Повернул коня, засмеялся и пропал в метели. В разрывах ветра еще некоторое время жил его удаляющийся хохот. Было холодно и некуда было идти. Кругом была тьма. Потерянно ныли телеграфные столбы. Кто-то кричал и звал меня. Вроде Вера, а вроде шофер мой, разве распознаешь за непогодой, кто там кричит в пурге, в накалившемся бешенстве снега... Из тьмы, из черного холода кто-то вышел, встал рядом, осторожно коснулся моих волос.

— Идем, я выведу тебя на свет.

И я очнулся, открыл глаза.

— А, это ты, Тося.

— Ты задремал... Я вошла, а ты — стонешь. Я тебя и разбудила.

— Мне снилась зима, ночь, метель и в метели — я. И еще кто-то. И я не знал, куда идти мне, а вокруг — темнота и вертящийся снег. И еще — волчий вой, и чей-то хохот.

— Но теперь ты проснулся, и все опять встало на свои места.

— Да, все встало на свои места, — я проснулся.

— Может, тебе все-таки постелить?

— Нет, нет, спасибо, я сам.

Закрыл глаза и слышу — выжалась и поползла по щеке к подбородку слеза. Тося, видимо, увидела ее, наклонилась, поцеловала меня в лоб.

— Ну что ты? Успокойся, устроится все... Ну вернули, ну и что? Первый раз, что ли? Напечатают, придет время. Твой день еще впереди.

Хорошо, хоть она верит, не то бы и жить нечем было... Руки мягкие и голос нежный, как у мамы когда-то:

— Перетрудился ты. Отдохнешь денек-другой и все будет хорошо.

Я поежился под ее руками, негромко сказал:

— Да, да, все будет хорошо... Ты иди, ложись спать,— и плотнее закутался в плед.

В верхнее стекло окна видно было: вспыхнула и прокатилась над городом звезда, и долго таял и мерцал во тьме оставленный ею огненный росчерк.

10

Удивительно! Не было никого у меня ближе брата: и росли вместе, и в училище вместе были, и деньгами он помогал мне, а вот признаться ему, что пишу стихи, смелости не хватило... И только уже когда учился в Саратове на первом курсе юридического института, послал ему стихотворение — простенькое, про дождик:

Пришел,

Нашумел

И ушел — не догнать.

Ни тучки,

Ни облачка,

Будто и не был.

И тужится красное солнце поднять

Упавшее в лужу небо.

В ответ Вениамин прислал какое-то ненормальное, захлебывающееся от восторга письмо: как, в нашей крестьянской, полуграмотной семье и — поэт!.. Он просил прислать ему еще что-нибудь. Я послал. И тут же следом, не дожидаясь письма его, послал еще. Реакция брата на этот мой поэтический «выстрел» была прямо-таки безумной: он отказался от блестящей карьеры офицера авиации, подал рапорт, уволился и приехал ко мне в Саратов.
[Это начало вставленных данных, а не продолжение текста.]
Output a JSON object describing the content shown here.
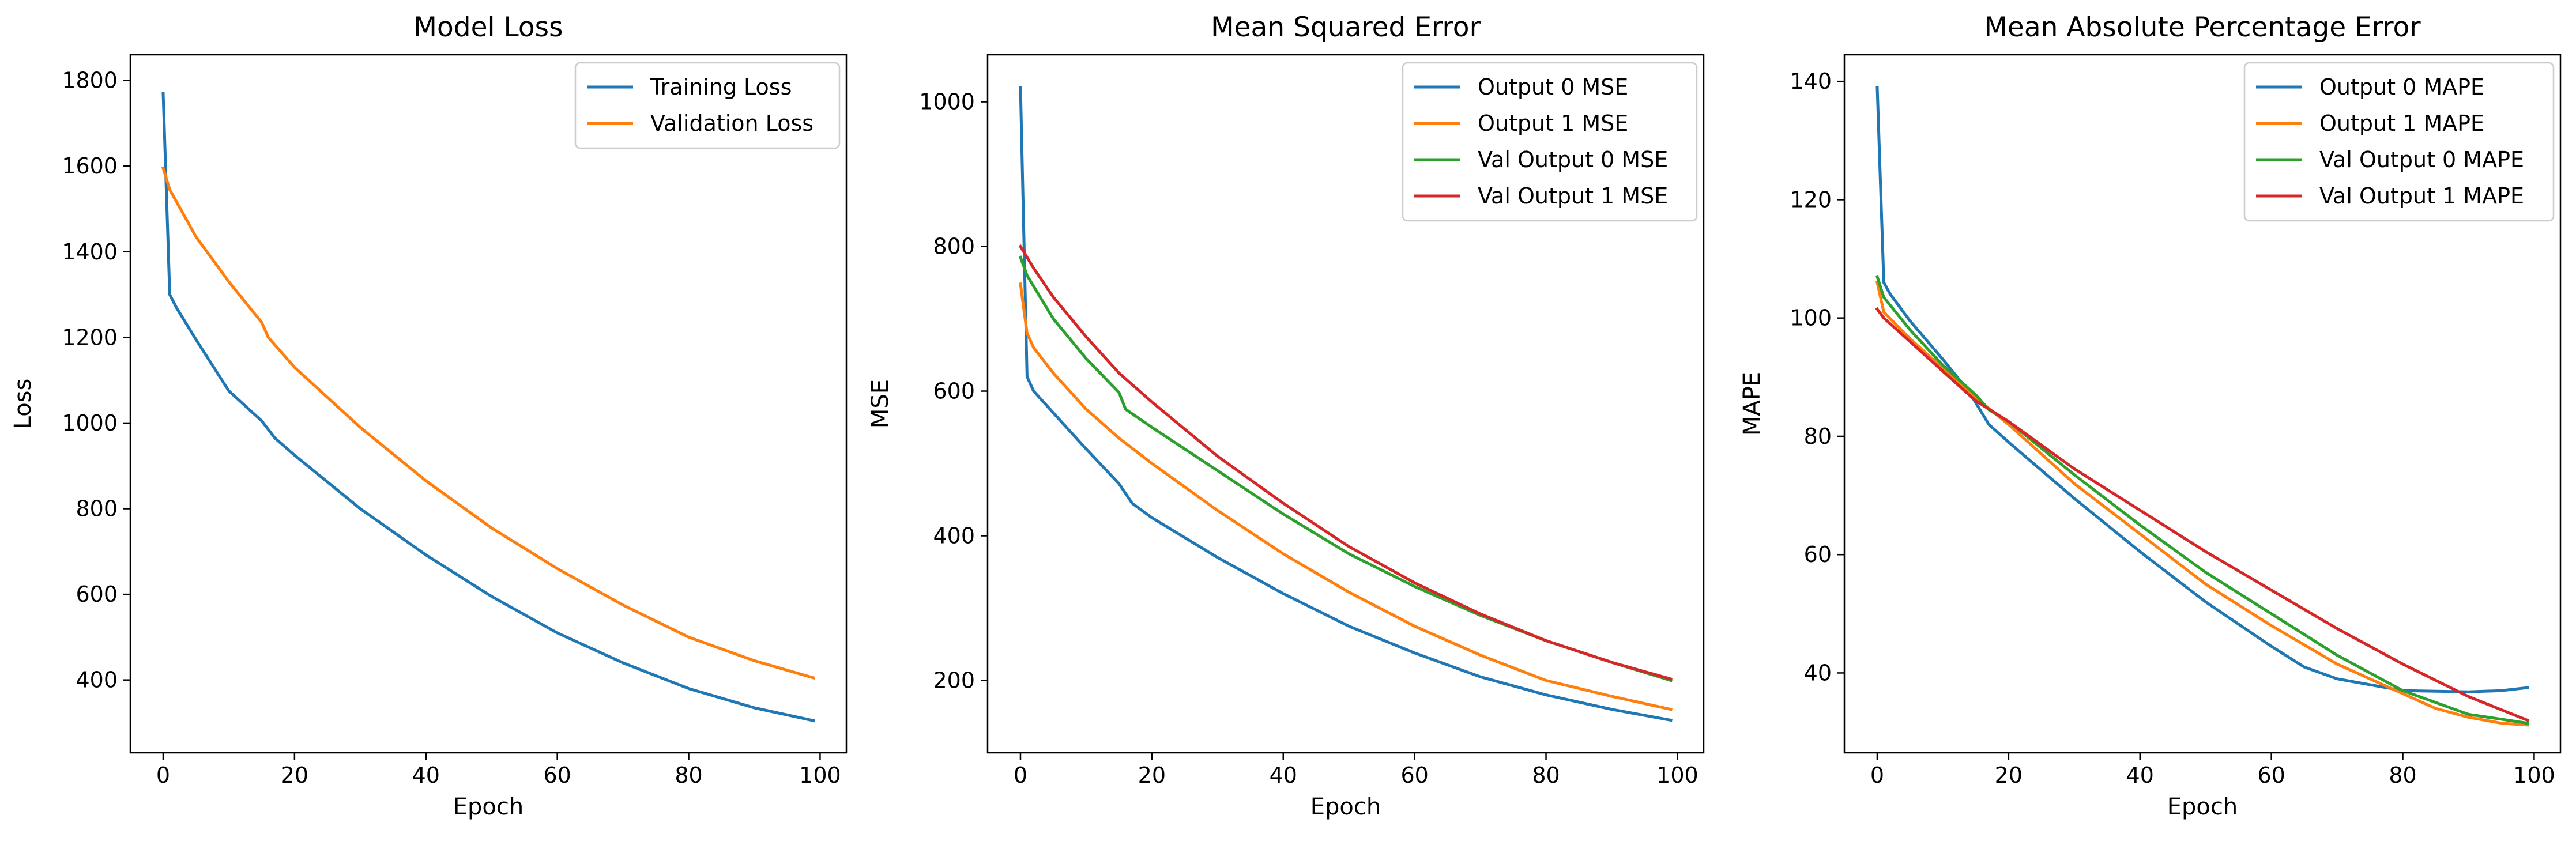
{
  "colors": {
    "blue": "#1f77b4",
    "orange": "#ff7f0e",
    "green": "#2ca02c",
    "red": "#d62728"
  },
  "chart_data": [
    {
      "type": "line",
      "title": "Model Loss",
      "xlabel": "Epoch",
      "ylabel": "Loss",
      "xlim": [
        -5,
        104
      ],
      "ylim": [
        230,
        1860
      ],
      "xticks": [
        0,
        20,
        40,
        60,
        80,
        100
      ],
      "yticks": [
        400,
        600,
        800,
        1000,
        1200,
        1400,
        1600,
        1800
      ],
      "grid": false,
      "legend": "upper right",
      "series": [
        {
          "name": "Training Loss",
          "color": "#1f77b4",
          "x": [
            0,
            1,
            2,
            5,
            10,
            15,
            17,
            20,
            30,
            40,
            50,
            60,
            70,
            80,
            90,
            99
          ],
          "y": [
            1770,
            1300,
            1270,
            1195,
            1075,
            1005,
            965,
            925,
            800,
            692,
            595,
            510,
            440,
            380,
            335,
            305
          ]
        },
        {
          "name": "Validation Loss",
          "color": "#ff7f0e",
          "x": [
            0,
            1,
            3,
            5,
            10,
            15,
            16,
            20,
            30,
            40,
            50,
            60,
            70,
            80,
            90,
            99
          ],
          "y": [
            1595,
            1545,
            1490,
            1435,
            1330,
            1235,
            1200,
            1130,
            990,
            865,
            755,
            660,
            575,
            500,
            445,
            405
          ]
        }
      ]
    },
    {
      "type": "line",
      "title": "Mean Squared Error",
      "xlabel": "Epoch",
      "ylabel": "MSE",
      "xlim": [
        -5,
        104
      ],
      "ylim": [
        100,
        1065
      ],
      "xticks": [
        0,
        20,
        40,
        60,
        80,
        100
      ],
      "yticks": [
        200,
        400,
        600,
        800,
        1000
      ],
      "grid": false,
      "legend": "upper right",
      "series": [
        {
          "name": "Output 0 MSE",
          "color": "#1f77b4",
          "x": [
            0,
            1,
            2,
            5,
            10,
            15,
            17,
            20,
            30,
            40,
            50,
            60,
            70,
            80,
            90,
            99
          ],
          "y": [
            1020,
            620,
            600,
            570,
            520,
            472,
            445,
            425,
            370,
            320,
            275,
            238,
            205,
            180,
            160,
            145
          ]
        },
        {
          "name": "Output 1 MSE",
          "color": "#ff7f0e",
          "x": [
            0,
            1,
            2,
            5,
            10,
            15,
            20,
            30,
            40,
            50,
            60,
            70,
            80,
            90,
            99
          ],
          "y": [
            748,
            680,
            660,
            625,
            575,
            535,
            500,
            435,
            375,
            322,
            275,
            235,
            200,
            178,
            160
          ]
        },
        {
          "name": "Val Output 0 MSE",
          "color": "#2ca02c",
          "x": [
            0,
            1,
            5,
            10,
            15,
            16,
            20,
            30,
            40,
            50,
            60,
            70,
            80,
            90,
            99
          ],
          "y": [
            785,
            760,
            700,
            645,
            598,
            575,
            550,
            490,
            430,
            375,
            330,
            290,
            255,
            225,
            200
          ]
        },
        {
          "name": "Val Output 1 MSE",
          "color": "#d62728",
          "x": [
            0,
            2,
            5,
            10,
            15,
            20,
            30,
            40,
            50,
            60,
            70,
            80,
            90,
            99
          ],
          "y": [
            800,
            770,
            730,
            675,
            625,
            585,
            510,
            445,
            385,
            335,
            292,
            255,
            225,
            202
          ]
        }
      ]
    },
    {
      "type": "line",
      "title": "Mean Absolute Percentage Error",
      "xlabel": "Epoch",
      "ylabel": "MAPE",
      "xlim": [
        -5,
        104
      ],
      "ylim": [
        26.5,
        144.5
      ],
      "xticks": [
        0,
        20,
        40,
        60,
        80,
        100
      ],
      "yticks": [
        40,
        60,
        80,
        100,
        120,
        140
      ],
      "grid": false,
      "legend": "upper right",
      "series": [
        {
          "name": "Output 0 MAPE",
          "color": "#1f77b4",
          "x": [
            0,
            1,
            2,
            5,
            10,
            14,
            17,
            20,
            30,
            40,
            50,
            60,
            65,
            70,
            80,
            90,
            95,
            99
          ],
          "y": [
            139,
            106,
            104,
            99.5,
            93,
            87.5,
            82,
            79,
            69.5,
            60.5,
            52,
            44.5,
            41,
            39,
            37,
            36.8,
            37,
            37.5
          ]
        },
        {
          "name": "Output 1 MAPE",
          "color": "#ff7f0e",
          "x": [
            0,
            1,
            5,
            10,
            15,
            20,
            30,
            40,
            50,
            60,
            70,
            80,
            85,
            90,
            95,
            99
          ],
          "y": [
            106,
            101,
            96.5,
            91.5,
            86.5,
            82,
            72,
            63.5,
            55,
            48,
            41.5,
            36.5,
            34,
            32.5,
            31.5,
            31.2
          ]
        },
        {
          "name": "Val Output 0 MAPE",
          "color": "#2ca02c",
          "x": [
            0,
            1,
            5,
            10,
            15,
            17,
            20,
            30,
            40,
            50,
            60,
            70,
            80,
            90,
            99
          ],
          "y": [
            107,
            103.5,
            98,
            92,
            87,
            84.5,
            82.5,
            73.5,
            65,
            57,
            50,
            43,
            37,
            33,
            31.5
          ]
        },
        {
          "name": "Val Output 1 MAPE",
          "color": "#d62728",
          "x": [
            0,
            1,
            5,
            10,
            15,
            20,
            30,
            40,
            50,
            60,
            70,
            80,
            90,
            99
          ],
          "y": [
            101.5,
            100,
            96,
            91,
            86,
            82.5,
            74.5,
            67.5,
            60.5,
            54,
            47.5,
            41.5,
            36,
            32
          ]
        }
      ]
    }
  ]
}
— Мы братья и должны быть вместе... Пиши, я помогу тебе вырасти в поэта.

Он так глубоко и светло верил в это! У него с детства были поразительные способности к учебе. И школу и училище он закончил с отличием, экстерно сдал за первый курс и устроился в Саратове в педагогический. Читал он всегда много, читал запоем и теперь решил, что ему необходимо учиться писать.

— В одной семье — два писателя! Ведь это же ахнут все... Были братья Гримм, братья Гонкур, теперь еще будут братья Бондаренко. Только я займусь прозой, к стихам у меня призвания нет: рифму подобрать не могу. Пробовал — не получается. Буду прозаиком.

Не знаю, было ли у него призвание к крупной прозе, нет ли, а вот способности находить талантливых людей и помогать им — безусловно. Тут он был и до конца жизни оставался просто гением.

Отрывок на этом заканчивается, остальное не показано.